Ich kann mir keine Namen merken.
Das ist schlimm und oftmals allzu peinlich.
Wenn jemand Unbekanntes anruft und mir seinen Namen nennt, habe ich ihn auch schon vergessen.
Allerdings ist das wohl das falsche Wort, denn man kann ja nur etwas vergessen, was man schon einmal wusste, aber dazu kommt es erst gar nicht. Der Name rauscht einfach so durch, ohne sich auf dem Weg kurzzeitig festzusetzen. Das funktioniert nicht nur am Telefon ganz hervorragend, sondern auch wenn sich Menschen persönlich bei mir vorstellen.
Pflanzennamen kann ich mir dafür jederzeit gut merken.
Zu meinem Mann sage ich zum Beispiel Sätze wie: "Können wir auf dem Weg zum Supermarkt noch am Schrebergarten vorbeigehen, damit ich schauen kann, ob der Trachystemon, der durch den Zaun wächst, schon Samen angesetzt hat?"
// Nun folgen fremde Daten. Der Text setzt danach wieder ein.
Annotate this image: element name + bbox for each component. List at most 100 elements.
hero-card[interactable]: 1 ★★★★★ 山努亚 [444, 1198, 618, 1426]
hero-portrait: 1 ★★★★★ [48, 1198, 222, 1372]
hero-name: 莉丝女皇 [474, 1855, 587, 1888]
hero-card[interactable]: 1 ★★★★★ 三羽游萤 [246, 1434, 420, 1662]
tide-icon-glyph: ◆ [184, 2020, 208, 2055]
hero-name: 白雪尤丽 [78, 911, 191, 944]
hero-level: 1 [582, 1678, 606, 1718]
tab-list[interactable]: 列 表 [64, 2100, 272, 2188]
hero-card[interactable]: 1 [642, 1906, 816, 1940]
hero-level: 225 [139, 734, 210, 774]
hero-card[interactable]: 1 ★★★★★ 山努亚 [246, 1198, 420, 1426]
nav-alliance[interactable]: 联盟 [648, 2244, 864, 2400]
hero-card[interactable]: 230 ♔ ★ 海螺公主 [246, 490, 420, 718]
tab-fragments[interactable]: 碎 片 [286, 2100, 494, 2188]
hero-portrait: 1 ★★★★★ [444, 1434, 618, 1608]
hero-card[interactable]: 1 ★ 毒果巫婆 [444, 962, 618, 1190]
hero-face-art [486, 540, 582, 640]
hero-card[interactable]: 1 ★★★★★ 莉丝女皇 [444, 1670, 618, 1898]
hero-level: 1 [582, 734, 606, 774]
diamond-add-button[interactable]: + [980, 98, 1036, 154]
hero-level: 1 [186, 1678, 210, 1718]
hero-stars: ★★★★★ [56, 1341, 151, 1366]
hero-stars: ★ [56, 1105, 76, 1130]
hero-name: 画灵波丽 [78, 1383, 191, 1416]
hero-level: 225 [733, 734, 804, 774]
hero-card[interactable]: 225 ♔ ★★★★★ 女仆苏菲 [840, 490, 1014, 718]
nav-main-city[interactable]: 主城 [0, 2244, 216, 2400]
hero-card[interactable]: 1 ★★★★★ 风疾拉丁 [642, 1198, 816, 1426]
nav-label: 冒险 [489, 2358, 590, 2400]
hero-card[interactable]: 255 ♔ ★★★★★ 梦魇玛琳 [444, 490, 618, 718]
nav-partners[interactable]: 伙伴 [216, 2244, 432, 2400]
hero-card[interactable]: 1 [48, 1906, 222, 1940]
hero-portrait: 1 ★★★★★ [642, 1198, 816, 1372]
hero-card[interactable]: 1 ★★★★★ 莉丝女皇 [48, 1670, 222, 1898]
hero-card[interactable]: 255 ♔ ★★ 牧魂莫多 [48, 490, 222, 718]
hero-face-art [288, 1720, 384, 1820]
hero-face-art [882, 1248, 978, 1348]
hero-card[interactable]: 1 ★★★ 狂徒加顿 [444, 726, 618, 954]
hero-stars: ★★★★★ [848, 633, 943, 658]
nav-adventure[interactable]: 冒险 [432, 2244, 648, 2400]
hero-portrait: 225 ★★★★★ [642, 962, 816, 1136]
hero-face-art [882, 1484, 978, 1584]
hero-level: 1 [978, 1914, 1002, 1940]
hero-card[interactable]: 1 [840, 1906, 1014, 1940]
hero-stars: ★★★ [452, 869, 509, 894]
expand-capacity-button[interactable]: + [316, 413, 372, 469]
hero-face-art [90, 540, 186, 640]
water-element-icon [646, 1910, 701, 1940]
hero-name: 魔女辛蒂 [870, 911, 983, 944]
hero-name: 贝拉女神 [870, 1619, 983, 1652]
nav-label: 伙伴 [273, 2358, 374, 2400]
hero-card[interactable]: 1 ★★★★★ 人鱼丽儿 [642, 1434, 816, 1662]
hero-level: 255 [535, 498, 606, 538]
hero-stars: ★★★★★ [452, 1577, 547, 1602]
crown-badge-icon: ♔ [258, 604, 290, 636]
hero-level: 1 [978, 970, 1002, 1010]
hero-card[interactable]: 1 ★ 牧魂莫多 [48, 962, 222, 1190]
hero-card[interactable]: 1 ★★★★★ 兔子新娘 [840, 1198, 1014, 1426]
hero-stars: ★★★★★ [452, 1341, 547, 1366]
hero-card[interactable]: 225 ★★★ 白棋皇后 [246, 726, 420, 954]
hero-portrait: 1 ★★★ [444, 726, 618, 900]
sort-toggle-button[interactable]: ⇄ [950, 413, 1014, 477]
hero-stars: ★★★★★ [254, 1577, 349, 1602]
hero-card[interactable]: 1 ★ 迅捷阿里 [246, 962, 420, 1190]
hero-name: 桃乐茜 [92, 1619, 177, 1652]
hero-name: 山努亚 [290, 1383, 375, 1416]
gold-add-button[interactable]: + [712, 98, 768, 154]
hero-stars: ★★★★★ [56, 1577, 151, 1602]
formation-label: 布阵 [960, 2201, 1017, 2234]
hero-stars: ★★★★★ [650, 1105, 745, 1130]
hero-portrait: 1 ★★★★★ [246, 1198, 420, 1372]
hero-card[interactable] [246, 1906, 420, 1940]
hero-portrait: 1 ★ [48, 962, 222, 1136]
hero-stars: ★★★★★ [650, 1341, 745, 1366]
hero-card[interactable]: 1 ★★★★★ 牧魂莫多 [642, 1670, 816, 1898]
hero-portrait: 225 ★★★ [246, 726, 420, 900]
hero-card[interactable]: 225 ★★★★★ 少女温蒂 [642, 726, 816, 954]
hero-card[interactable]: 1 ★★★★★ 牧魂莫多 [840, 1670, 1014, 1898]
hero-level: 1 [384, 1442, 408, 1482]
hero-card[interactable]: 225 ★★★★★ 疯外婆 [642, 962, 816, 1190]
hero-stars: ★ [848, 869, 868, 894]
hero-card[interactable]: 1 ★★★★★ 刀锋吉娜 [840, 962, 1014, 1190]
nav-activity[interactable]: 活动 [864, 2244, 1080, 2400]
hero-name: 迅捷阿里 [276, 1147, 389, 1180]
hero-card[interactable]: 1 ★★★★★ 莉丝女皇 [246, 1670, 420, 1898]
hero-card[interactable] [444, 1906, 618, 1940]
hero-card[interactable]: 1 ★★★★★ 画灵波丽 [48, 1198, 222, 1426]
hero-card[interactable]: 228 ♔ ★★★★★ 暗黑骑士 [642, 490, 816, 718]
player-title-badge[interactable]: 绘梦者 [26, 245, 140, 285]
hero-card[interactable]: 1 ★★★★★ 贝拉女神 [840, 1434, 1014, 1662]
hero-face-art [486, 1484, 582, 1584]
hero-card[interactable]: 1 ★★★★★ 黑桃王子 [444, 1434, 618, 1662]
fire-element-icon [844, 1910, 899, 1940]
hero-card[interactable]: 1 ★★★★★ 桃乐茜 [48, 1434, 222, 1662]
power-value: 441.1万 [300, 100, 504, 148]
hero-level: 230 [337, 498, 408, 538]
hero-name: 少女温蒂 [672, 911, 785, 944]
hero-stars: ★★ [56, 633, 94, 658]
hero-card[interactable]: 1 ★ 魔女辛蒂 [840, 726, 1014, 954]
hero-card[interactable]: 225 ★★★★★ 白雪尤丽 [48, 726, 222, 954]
Leider reagiert mein Umfeld in der Regel eher verstört auf solche Sätze. Auch karrierefördernd ist diese Fähigkeit nicht gerade - im Gegensatz zu der Gabe, sich Personennamen einprägen und bei Bedarf reproduzieren zu können.
Pflanzennamen zu kennen nützt jedoch wenig, wenn man nicht mehr weiß, in welchen Topf man nun welche Tomatensorte gesetzt hat, oder wessen Samen in den Anzuchtbehältnissen keimen.
Ganz verheerend ist es, wenn man sich nicht mal mehr erinnern kann, dass man überhaupt schon etwas in einen Kübel gesät hat - eine Doppelbelegung finden nicht alle Sämlinge gelungen.
Schöne Schildchen müssen also her!
Kostenlose mit Botschaft gibt es bei der Aktion "Sei kein Torfkopp" des BUND.
Wer sich dort zum toffreien Gärtnern bekennt, bekommt Pflanzenstecker zugeschickt, die man öffentlichkeitswirksam platzieren kann. Dass sie nur in torffreie Erde gesteckt werden, ist natürlich Ehrensache!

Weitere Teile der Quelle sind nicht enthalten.